If it can be shown that the third-party has clearly lied during this contractual process, with a view to fraudulently obtaining the contract, then that is another avenue for the lawyers.

It is imperative that records are kept of all the obligations accepted by the third-party in the first place, as evidence when the lawyers want to get excited. And for the security folks to point at when the third-party claims amnesia.  

Joint Cyber Simulation Exercises

Joint Cyber Simulation Exercises

A good way to encourage open dialogue and to assess your third-parties security controls without having to go through the stress of an audit, is to run Joint Cyber Simulation Exercises with your third parties.
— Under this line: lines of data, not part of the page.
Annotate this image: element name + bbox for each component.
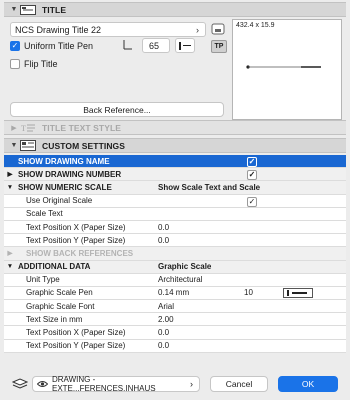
chevron-right-icon: › <box>196 24 199 35</box>
row-show-back-references: ▶ SHOW BACK REFERENCES <box>4 247 346 261</box>
layer-dropdown[interactable]: DRAWING - EXTE...FERENCES.INHAUS › <box>32 375 200 393</box>
custom-settings-icon <box>20 140 36 151</box>
dialog-footer: DRAWING - EXTE...FERENCES.INHAUS › Cance… <box>0 370 350 400</box>
pen-number-value: 65 <box>149 40 160 51</box>
row-name: SHOW DRAWING NAME <box>18 156 110 166</box>
row-name: Unit Type <box>26 275 60 285</box>
show-drawing-number-checkbox[interactable]: ✓ <box>247 170 257 181</box>
row-value[interactable]: 2.00 <box>158 315 174 324</box>
text-style-icon: T <box>20 122 36 133</box>
uniform-title-pen-checkbox[interactable]: ✓ <box>10 41 20 51</box>
chevron-right-icon: › <box>190 379 193 389</box>
title-section-header[interactable]: ▼ TITLE <box>4 2 346 17</box>
collapse-triangle-icon[interactable]: ▼ <box>4 184 16 191</box>
pen-color-swatch[interactable] <box>175 38 195 53</box>
title-text-style-label: TITLE TEXT STYLE <box>42 122 122 133</box>
pen-number[interactable]: 10 <box>244 288 253 297</box>
ok-button[interactable]: OK <box>278 376 338 392</box>
collapse-triangle-icon[interactable]: ▼ <box>8 6 20 13</box>
row-unit-type[interactable]: Unit Type Architectural <box>4 273 346 287</box>
uniform-title-pen-row[interactable]: ✓ Uniform Title Pen <box>10 41 93 51</box>
title-text-style-header[interactable]: ▶ T TITLE TEXT STYLE <box>4 120 346 135</box>
title-section-icon <box>20 4 36 15</box>
row-name: Graphic Scale Font <box>26 301 95 311</box>
row-name: Text Position Y (Paper Size) <box>26 235 126 245</box>
row-name: SHOW BACK REFERENCES <box>26 248 134 258</box>
row-value[interactable]: 0.0 <box>158 341 169 350</box>
row-value[interactable]: 0.0 <box>158 236 169 245</box>
row-show-numeric-scale[interactable]: ▼ SHOW NUMERIC SCALE Show Scale Text and… <box>4 181 346 195</box>
title-preview: 432.4 x 15.9 <box>232 19 342 120</box>
row-name: Use Original Scale <box>26 196 93 206</box>
ok-label: OK <box>301 379 315 389</box>
row-value[interactable]: 0.0 <box>158 328 169 337</box>
collapse-triangle-icon[interactable]: ▼ <box>4 263 16 270</box>
title-options-icon[interactable] <box>211 22 225 36</box>
row-graphic-scale-pen[interactable]: Graphic Scale Pen 0.14 mm 10 <box>4 286 346 301</box>
expand-triangle-icon: ▶ <box>7 250 13 258</box>
row-text-position-y-2[interactable]: Text Position Y (Paper Size) 0.0 <box>4 339 346 353</box>
row-additional-data[interactable]: ▼ ADDITIONAL DATA Graphic Scale <box>4 260 346 274</box>
cancel-button[interactable]: Cancel <box>210 376 268 392</box>
preview-line-graphic <box>246 65 321 69</box>
show-drawing-name-checkbox[interactable]: ✓ <box>247 157 257 167</box>
row-name: Text Position X (Paper Size) <box>26 328 126 338</box>
row-text-position-x-2[interactable]: Text Position X (Paper Size) 0.0 <box>4 326 346 340</box>
row-name: ADDITIONAL DATA <box>18 262 91 272</box>
row-value[interactable]: Show Scale Text and Scale <box>158 183 260 192</box>
row-name: Scale Text <box>26 209 63 219</box>
custom-settings-header[interactable]: ▼ CUSTOM SETTINGS <box>4 138 346 153</box>
row-graphic-scale-font[interactable]: Graphic Scale Font Arial <box>4 300 346 314</box>
title-section-label: TITLE <box>42 4 67 15</box>
cancel-label: Cancel <box>225 379 253 389</box>
row-name: Text Position X (Paper Size) <box>26 222 126 232</box>
row-value[interactable]: 0.0 <box>158 223 169 232</box>
flip-title-label: Flip Title <box>24 59 58 69</box>
row-text-size[interactable]: Text Size in mm 2.00 <box>4 313 346 327</box>
title-name-value: NCS Drawing Title 22 <box>15 24 102 35</box>
pen-icon <box>120 38 134 52</box>
title-name-dropdown[interactable]: NCS Drawing Title 22 › <box>10 22 206 37</box>
row-text-position-x[interactable]: Text Position X (Paper Size) 0.0 <box>4 220 346 235</box>
collapse-triangle-icon[interactable]: ▼ <box>8 142 20 149</box>
tp-badge-label: TP <box>214 43 224 50</box>
layer-name: DRAWING - EXTE...FERENCES.INHAUS <box>52 375 156 393</box>
row-value[interactable]: Architectural <box>158 275 202 284</box>
row-value[interactable]: Arial <box>158 302 174 311</box>
back-reference-label: Back Reference... <box>83 104 151 115</box>
pen-number-field[interactable]: 65 <box>142 38 170 53</box>
expand-triangle-icon[interactable]: ▶ <box>4 170 16 178</box>
row-name: Text Position Y (Paper Size) <box>26 341 126 351</box>
row-value[interactable]: 0.14 mm <box>158 288 189 297</box>
row-use-original-scale[interactable]: Use Original Scale ✓ <box>4 194 346 208</box>
custom-settings-table: SHOW DRAWING NAME ✓ ▶ SHOW DRAWING NUMBE… <box>4 155 346 353</box>
eye-icon <box>37 380 48 388</box>
tp-badge-icon[interactable]: TP <box>211 40 227 53</box>
back-reference-button[interactable]: Back Reference... <box>10 102 224 117</box>
pen-swatch-icon[interactable] <box>283 287 313 298</box>
expand-triangle-icon[interactable]: ▶ <box>8 124 20 132</box>
row-scale-text[interactable]: Scale Text <box>4 207 346 221</box>
custom-settings-label: CUSTOM SETTINGS <box>42 140 126 151</box>
row-name: Graphic Scale Pen <box>26 288 93 298</box>
row-name: SHOW NUMERIC SCALE <box>18 182 112 192</box>
row-show-drawing-name[interactable]: SHOW DRAWING NAME ✓ <box>4 155 346 169</box>
flip-title-checkbox[interactable] <box>10 59 20 69</box>
use-original-scale-checkbox[interactable]: ✓ <box>247 196 257 207</box>
row-value[interactable]: Graphic Scale <box>158 262 211 271</box>
row-show-drawing-number[interactable]: ▶ SHOW DRAWING NUMBER ✓ <box>4 168 346 182</box>
row-text-position-y[interactable]: Text Position Y (Paper Size) 0.0 <box>4 234 346 248</box>
row-name: SHOW DRAWING NUMBER <box>18 169 122 179</box>
layers-icon[interactable] <box>11 378 29 390</box>
uniform-title-pen-label: Uniform Title Pen <box>24 41 94 51</box>
flip-title-row[interactable]: Flip Title <box>10 59 58 69</box>
svg-text:T: T <box>21 124 26 133</box>
row-name: Text Size in mm <box>26 314 83 324</box>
Audits can get confrontational as everyone defends their positions and looks to ensure their contractual positions are not eroded.

A Joint Cyber Simulation exercise involves a role play of a cyber data breach where you and your third-party have to work together to manage a cyber data breach scenario.

This allows you to observe your third-parties direct responses to the scenario, and provides significant evidence of preparedness on behalf of the third-party. Generally, if your security controls are weak, incident response is an area that would have been given little or no air-time. If you cannot put in appropriate security controls in the first place, you certainly are not going to waste your time testing them.

The scenario can be played out over conference calls to minimise any expense, and allows your team to conduct multiple scenarios with different third-parties with relative ease and minimal cost.

It also provides buckets of evidence to your regulator and your clients that you are doing the right kind of checks on your third-parties.

It is cheaper than auditing, less confrontational than auditing, less time consuming and generates better and more realistic evidence of compliance.

The results of the joint cyber simulation can be shared with the third-party, with a commitment made to introduce improvements as evidenced by the simulation. This allows security controls to be improved without the threat of contractual disputes, as part of a collaborative and co-operative, constructive relationship.

Creating a holistic third-party assurance programme that incorporates all of these elements, provides you with the tools you need to manage third-party data risks.